Unlike Bitcoin, which uses energy-intensive Proof of Work mining, the XRP Ledger uses a unique Federated Consensus mechanism. Transactions are validated by a network of independent servers called validators, which must reach 80% agreement on transaction order and validity. This process typically settles transactions in 3–5 seconds at a cost of fractions of a cent, compared to Bitcoin's 10-minute confirmation times.
The XRPL supports approximately 1,500 transactions per second, and energy studies show it uses only 0.0079 kWh per transaction – vastly more efficient than proof-of-work networks. Transaction fees are destroyed (burned), gradually reducing the total XRP supply over time.
XRP Use Cases
XRP's primary use cases include: cross-border remittances via RippleNet's On-Demand Liquidity (ODL) corridors; bridge currency for low-liquidity currency pairs on the XRPL's built-in decentralized exchange; DeFi applications including the automated market maker (AMM) module added in 2024; NFTs and asset tokenization; micropayments; and gas fees on the EVM-compatible sidechain launched in 2025.
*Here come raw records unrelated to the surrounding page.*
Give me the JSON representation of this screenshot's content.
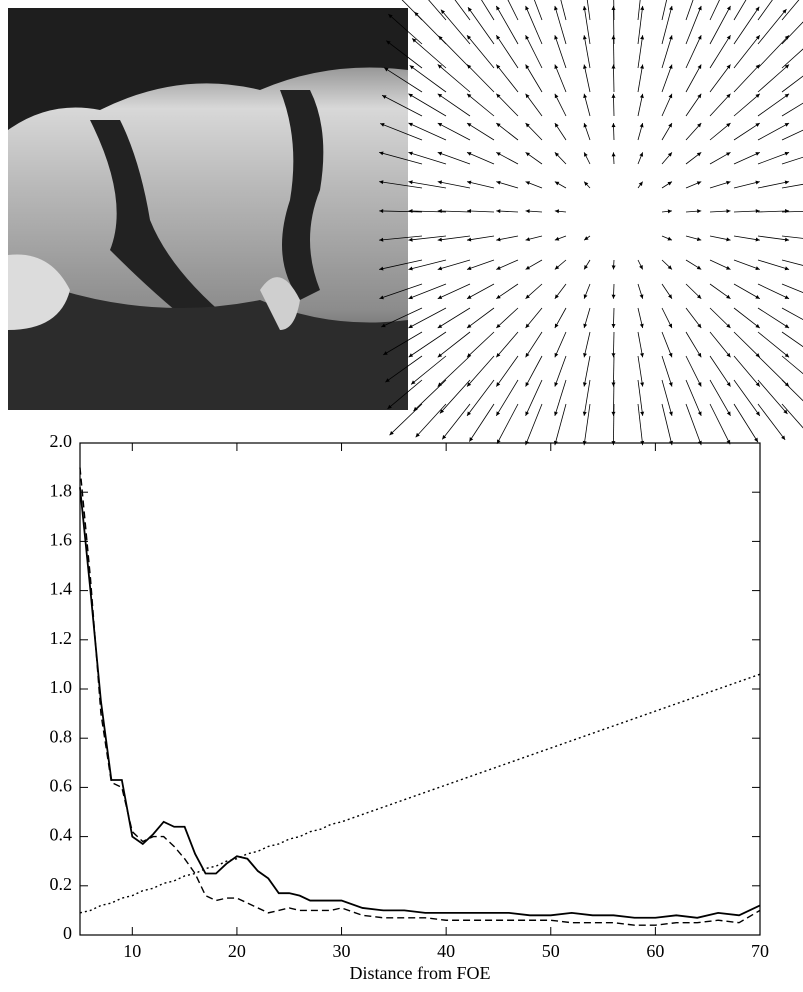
{
  "chart_data": {
    "type": "line",
    "xlabel": "Distance from FOE",
    "xlim": [
      5,
      70
    ],
    "xticks": [
      10,
      20,
      30,
      40,
      50,
      60,
      70
    ],
    "ylim": [
      0,
      2.0
    ],
    "yticks": [
      0,
      0.2,
      0.4,
      0.6,
      0.8,
      {
        "value": 1.0,
        "label": "1.0"
      },
      1.2,
      1.4,
      1.6,
      1.8,
      {
        "value": 2.0,
        "label": "2.0"
      }
    ],
    "x": [
      5,
      6,
      7,
      8,
      9,
      10,
      11,
      12,
      13,
      14,
      15,
      16,
      17,
      18,
      19,
      20,
      21,
      22,
      23,
      24,
      25,
      26,
      27,
      28,
      29,
      30,
      32,
      34,
      36,
      38,
      40,
      42,
      44,
      46,
      48,
      50,
      52,
      54,
      56,
      58,
      60,
      62,
      64,
      66,
      68,
      70
    ],
    "series": [
      {
        "color": "#000000",
        "style": "solid",
        "values": [
          1.82,
          1.4,
          0.95,
          0.63,
          0.63,
          0.4,
          0.37,
          0.41,
          0.46,
          0.44,
          0.44,
          0.33,
          0.25,
          0.25,
          0.29,
          0.32,
          0.31,
          0.26,
          0.23,
          0.17,
          0.17,
          0.16,
          0.14,
          0.14,
          0.14,
          0.14,
          0.11,
          0.1,
          0.1,
          0.09,
          0.09,
          0.09,
          0.09,
          0.09,
          0.08,
          0.08,
          0.09,
          0.08,
          0.08,
          0.07,
          0.07,
          0.08,
          0.07,
          0.09,
          0.08,
          0.12
        ]
      },
      {
        "color": "#000000",
        "style": "dashed",
        "values": [
          1.9,
          1.45,
          0.9,
          0.62,
          0.6,
          0.42,
          0.38,
          0.4,
          0.4,
          0.36,
          0.31,
          0.25,
          0.16,
          0.14,
          0.15,
          0.15,
          0.13,
          0.11,
          0.09,
          0.1,
          0.11,
          0.1,
          0.1,
          0.1,
          0.1,
          0.11,
          0.08,
          0.07,
          0.07,
          0.07,
          0.06,
          0.06,
          0.06,
          0.06,
          0.06,
          0.06,
          0.05,
          0.05,
          0.05,
          0.04,
          0.04,
          0.05,
          0.05,
          0.06,
          0.05,
          0.1
        ]
      },
      {
        "color": "#000000",
        "style": "dotted",
        "values": [
          0.09,
          0.1,
          0.12,
          0.13,
          0.15,
          0.16,
          0.18,
          0.19,
          0.21,
          0.22,
          0.24,
          0.25,
          0.27,
          0.28,
          0.3,
          0.31,
          0.33,
          0.34,
          0.36,
          0.37,
          0.39,
          0.4,
          0.42,
          0.43,
          0.45,
          0.46,
          0.49,
          0.52,
          0.55,
          0.58,
          0.61,
          0.64,
          0.67,
          0.7,
          0.73,
          0.76,
          0.79,
          0.82,
          0.85,
          0.88,
          0.91,
          0.94,
          0.97,
          1.0,
          1.03,
          1.06
        ]
      }
    ]
  }
}
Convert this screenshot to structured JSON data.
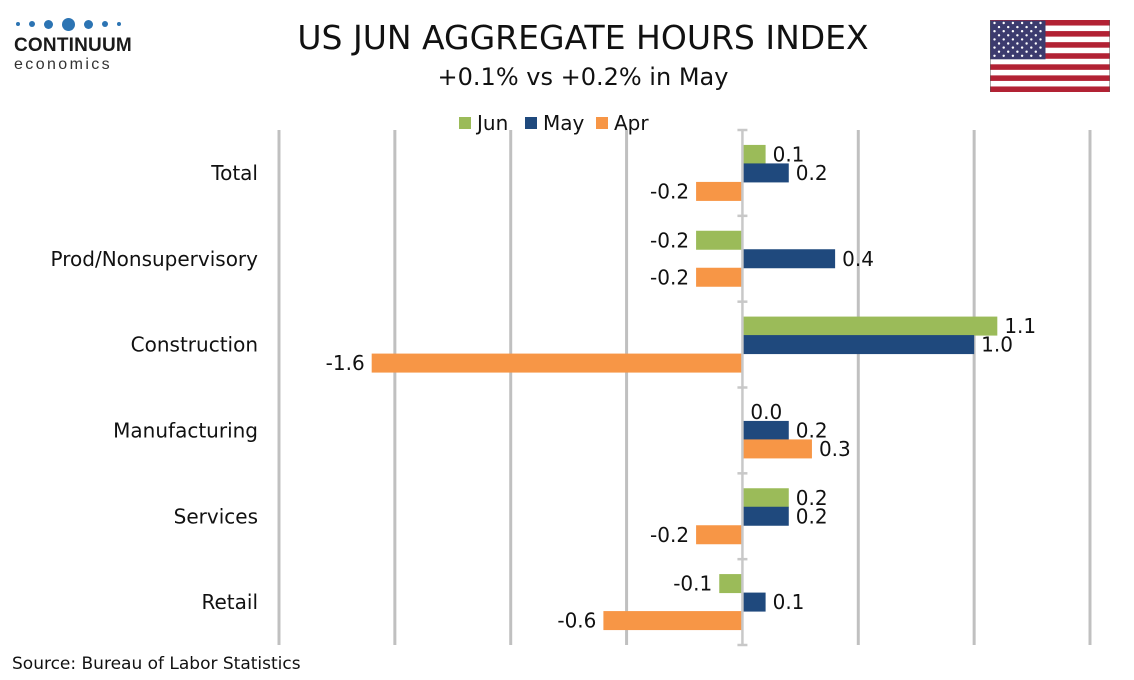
{
  "header": {
    "title": "US JUN AGGREGATE HOURS INDEX",
    "subtitle": "+0.1% vs +0.2% in May"
  },
  "logo": {
    "name": "CONTINUUM",
    "sub": "economics",
    "color": "#2c74b3"
  },
  "footer": {
    "source": "Source: Bureau of Labor Statistics"
  },
  "flag": {
    "icon": "us-flag-icon"
  },
  "chart_data": {
    "type": "bar",
    "orientation": "horizontal",
    "categories": [
      "Total",
      "Prod/Nonsupervisory",
      "Construction",
      "Manufacturing",
      "Services",
      "Retail"
    ],
    "series": [
      {
        "name": "Jun",
        "color": "#9bbb59",
        "values": [
          0.1,
          -0.2,
          1.1,
          0.0,
          0.2,
          -0.1
        ],
        "labels": [
          "0.1",
          "-0.2",
          "1.1",
          "0.0",
          "0.2",
          "-0.1"
        ]
      },
      {
        "name": "May",
        "color": "#1f497d",
        "values": [
          0.2,
          0.4,
          1.0,
          0.2,
          0.2,
          0.1
        ],
        "labels": [
          "0.2",
          "0.4",
          "1.0",
          "0.2",
          "0.2",
          "0.1"
        ]
      },
      {
        "name": "Apr",
        "color": "#f79646",
        "values": [
          -0.2,
          -0.2,
          -1.6,
          0.3,
          -0.2,
          -0.6
        ],
        "labels": [
          "-0.2",
          "-0.2",
          "-1.6",
          "0.3",
          "-0.2",
          "-0.6"
        ]
      }
    ],
    "xlim": [
      -2.0,
      1.5
    ],
    "grid_step": 0.5,
    "grid": true,
    "legend_position": "top",
    "gridline_color": "#c0c0c0"
  }
}
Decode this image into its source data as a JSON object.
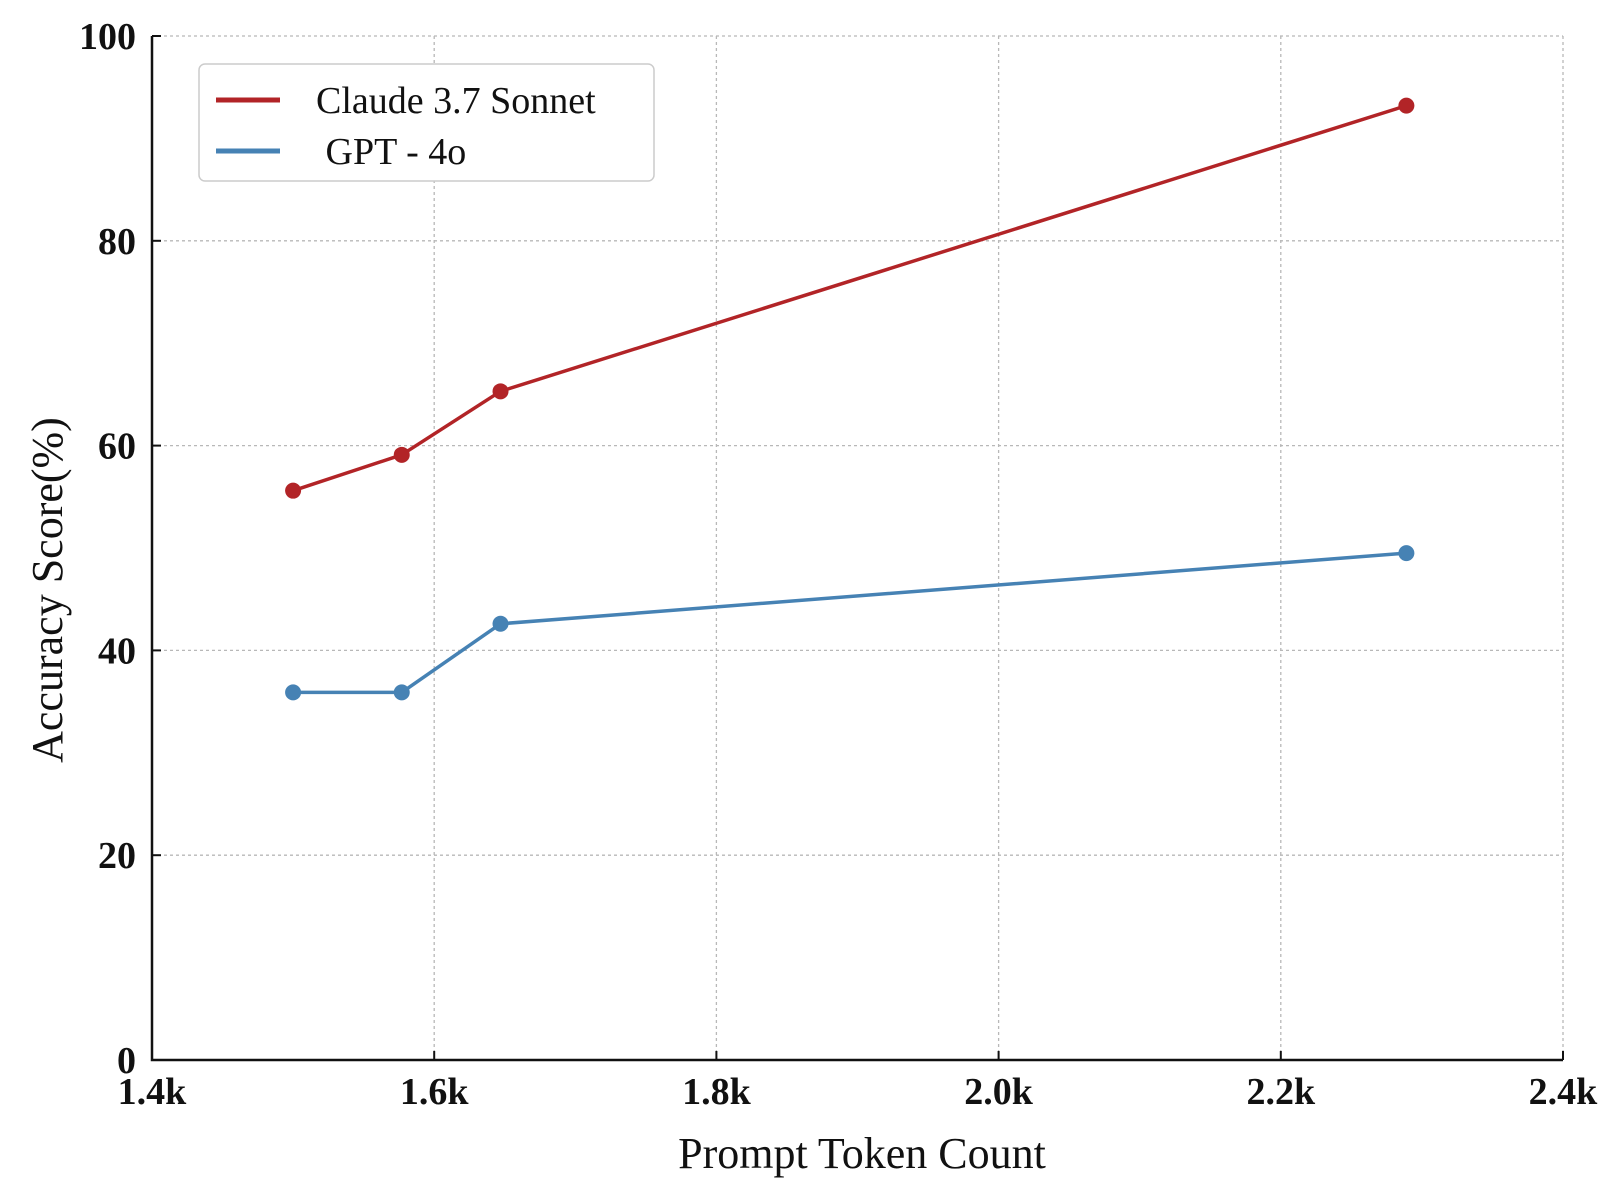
{
  "chart_data": {
    "type": "line",
    "xlabel": "Prompt Token Count",
    "ylabel": "Accuracy Score(%)",
    "xlim": [
      1400,
      2400
    ],
    "ylim": [
      0,
      100
    ],
    "x_ticks": [
      {
        "value": 1400,
        "label": "1.4k"
      },
      {
        "value": 1600,
        "label": "1.6k"
      },
      {
        "value": 1800,
        "label": "1.8k"
      },
      {
        "value": 2000,
        "label": "2.0k"
      },
      {
        "value": 2200,
        "label": "2.2k"
      },
      {
        "value": 2400,
        "label": "2.4k"
      }
    ],
    "y_ticks": [
      {
        "value": 0,
        "label": "0"
      },
      {
        "value": 20,
        "label": "20"
      },
      {
        "value": 40,
        "label": "40"
      },
      {
        "value": 60,
        "label": "60"
      },
      {
        "value": 80,
        "label": "80"
      },
      {
        "value": 100,
        "label": "100"
      }
    ],
    "grid": true,
    "legend_position": "top-left",
    "series": [
      {
        "name": "Claude 3.7 Sonnet",
        "color": "#b22427",
        "x": [
          1500,
          1577,
          1647,
          2289
        ],
        "y": [
          55.6,
          59.1,
          65.3,
          93.2
        ]
      },
      {
        "name": " GPT - 4o",
        "color": "#4682b4",
        "x": [
          1500,
          1577,
          1647,
          2289
        ],
        "y": [
          35.9,
          35.9,
          42.6,
          49.5
        ]
      }
    ]
  }
}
XRP vs Bitcoin vs Ethereum
Unlike Bitcoin (no max use case beyond store of value, 10-min settlements) and Ethereum (general-purpose smart contracts, variable fees), XRP is purpose-built for payments. It has a fixed supply, no mining, near-instant settlement, and negligible transaction fees. These properties make it uniquely suited for institutional payment corridors and real-time gross settlement systems.